Her bilim insanı bir aydındır veya aydın olmalıdır en azından. Toplumu aydınlatma ödevi ile yükümlüdür çünkü, bu nedenle özerk olması gerekir bilimin. Bu durumun önemi hukuk ile en yükseğe çıkar. Bu nedenle yaşanan her kaosta hukuk bilim insanlarının görüşüne başvurulur.
Yeni norm yapımında mutlaka bir hukuk heyetinin varlığı gerekir. Ancak çoğunlukla halka halkı aşağıladığı için uzak duran hukuk bilimcilerin, eşitlik kavramını kendilerinin ihlal ettikleri ve bunun yanı sıra halktan kopuk bir normlar düzeni inşa ettiği de açıktır. Belki de aydınlanamayan hukuk toplumu, bilim insanlarının hukuk ihlalleri ile yanlış tercihlere kendilerine yakın hissetmişler ve yönelmişlerdir.
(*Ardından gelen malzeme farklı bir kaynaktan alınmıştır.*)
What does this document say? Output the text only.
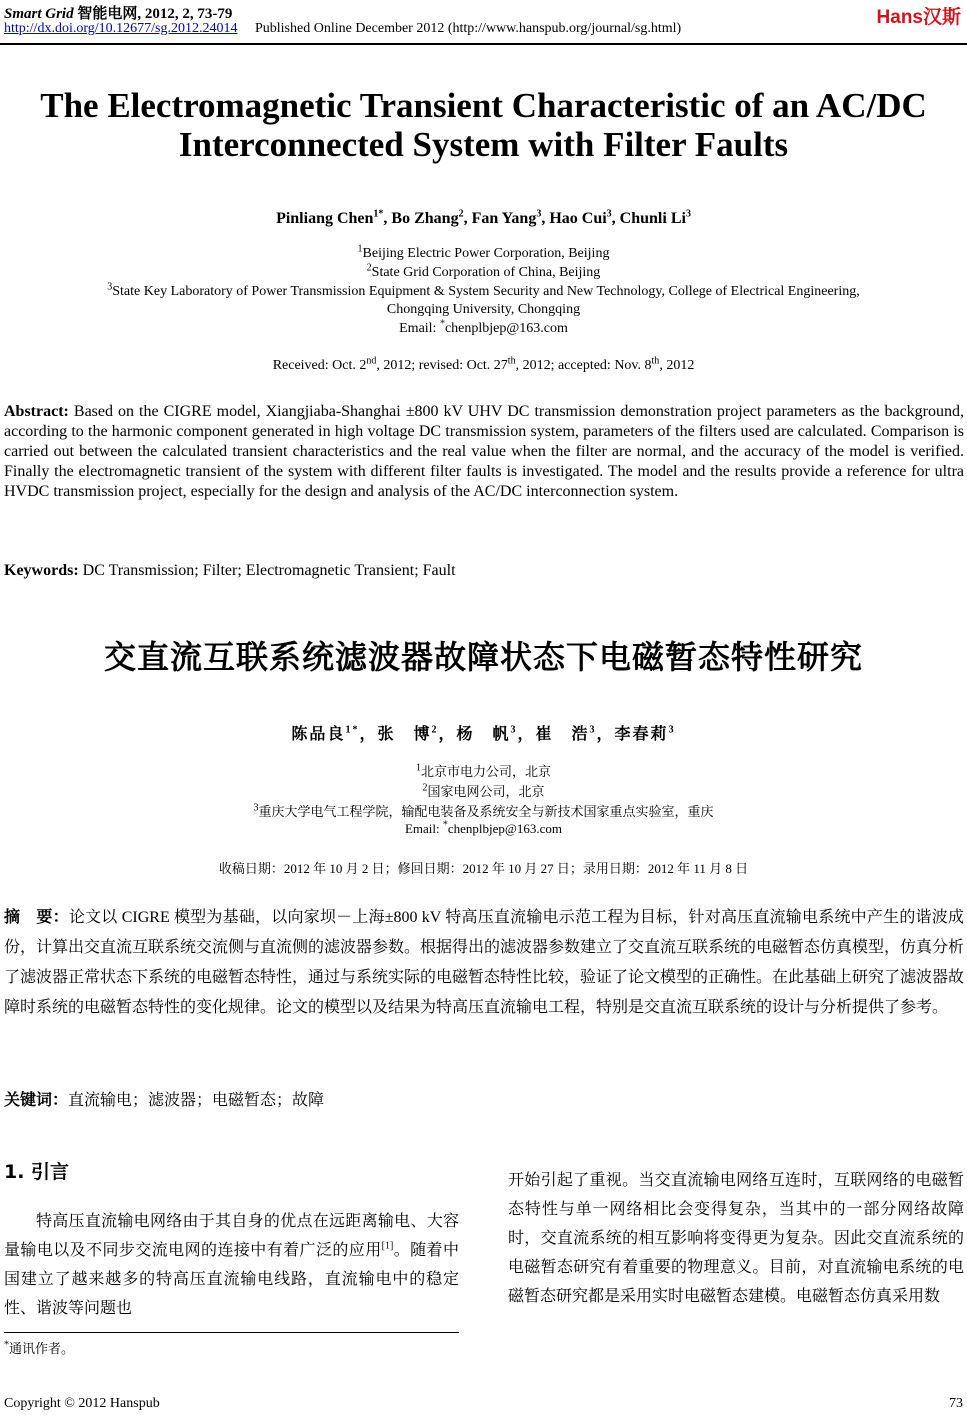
Smart Grid 智能电网, 2012, 2, 73-79	Hans汉斯
http://dx.doi.org/10.12677/sg.2012.24014 Published Online December 2012 (http://www.hanspub.org/journal/sg.html)
The Electromagnetic Transient Characteristic of an AC/DC Interconnected System with Filter Faults
Pinliang Chen$^{1*}$, Bo Zhang$^2$, Fan Yang$^3$, Hao Cui$^3$, Chunli Li$^3$
$^1$Beijing Electric Power Corporation, Beijing
$^2$State Grid Corporation of China, Beijing
$^3$State Key Laboratory of Power Transmission Equipment & System Security and New Technology, College of Electrical Engineering,
Chongqing University, Chongqing
Email: *chenplbjep@163.com
Received: Oct. 2nd, 2012; revised: Oct. 27th, 2012; accepted: Nov. 8th, 2012
Abstract: Based on the CIGRE model, Xiangjiaba-Shanghai ±800 kV UHV DC transmission demonstration project parameters as the background, according to the harmonic component generated in high voltage DC transmission system, parameters of the filters used are calculated. Comparison is carried out between the calculated transient characteristics and the real value when the filter are normal, and the accuracy of the model is verified. Finally the electromagnetic transient of the system with different filter faults is investigated. The model and the results provide a reference for ultra HVDC transmission project, especially for the design and analysis of the AC/DC interconnection system.
Keywords: DC Transmission; Filter; Electromagnetic Transient; Fault
交直流互联系统滤波器故障状态下电磁暂态特性研究
陈品良$^{1*}$，张　博$^2$，杨　帆$^3$，崔　浩$^3$，李春莉$^3$
$^1$北京市电力公司，北京
$^2$国家电网公司，北京
$^3$重庆大学电气工程学院，输配电装备及系统安全与新技术国家重点实验室，重庆
Email: *chenplbjep@163.com
收稿日期：2012 年 10 月 2 日；修回日期：2012 年 10 月 27 日；录用日期：2012 年 11 月 8 日
摘　要：论文以 CIGRE 模型为基础，以向家坝－上海±800 kV 特高压直流输电示范工程为目标，针对高压直流输电系统中产生的谐波成份，计算出交直流互联系统交流侧与直流侧的滤波器参数。根据得出的滤波器参数建立了交直流互联系统的电磁暂态仿真模型，仿真分析了滤波器正常状态下系统的电磁暂态特性，通过与系统实际的电磁暂态特性比较，验证了论文模型的正确性。在此基础上研究了滤波器故障时系统的电磁暂态特性的变化规律。论文的模型以及结果为特高压直流输电工程，特别是交直流互联系统的设计与分析提供了参考。
关键词：直流输电；滤波器；电磁暂态；故障
1. 引言
特高压直流输电网络由于其自身的优点在远距离输电、大容量输电以及不同步交流电网的连接中有着广泛的应用[1]。随着中国建立了越来越多的特高压直流输电线路，直流输电中的稳定性、谐波等问题也
开始引起了重视。当交直流输电网络互连时，互联网络的电磁暂态特性与单一网络相比会变得复杂，当其中的一部分网络故障时，交直流系统的相互影响将变得更为复杂。因此交直流系统的电磁暂态研究有着重要的物理意义。目前，对直流输电系统的电磁暂态研究都是采用实时电磁暂态建模。电磁暂态仿真采用数
*通讯作者。
Copyright © 2012 Hanspub	73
Uzman olamayan profesör adayları...
Özellikle son zamanlarda hukuk öğrencilerinin de dikkatini çeken uzman olmayan akademisyenler, değil bilim üretme derse girdiği alana bihaber akademisyenler olarak hukuk bilimini negatif etkilemektedir Bununla birlikte torpille hangi alan olursa olsun akademisyen olmayı isteyenlerin taçlandırıldığı görülmekte ve gerçek bilim insanı adaylarının ise hukuktan ve bilimden uzaklaştırıldığı hissedilmektedir.
Bu durumun en önemli örnekleri; özel ve ceza hukukçularının kamu hukuku uzmanı yapılması veya tersi olarak ceza ve kamu hukukçularının özel hukuk uzmanı yapılması yönündedir. Yüksek lisans alanı ve doktora alanları birbiriyle taban tabana zıt alanlara rağmen bu seçimi onaylayan doktora jürileri ve tez danışmanlarının hukuk değil hatır için bilim insanı kimliklerini feda ettikleri de söz götüremeyecek bir gerçektir.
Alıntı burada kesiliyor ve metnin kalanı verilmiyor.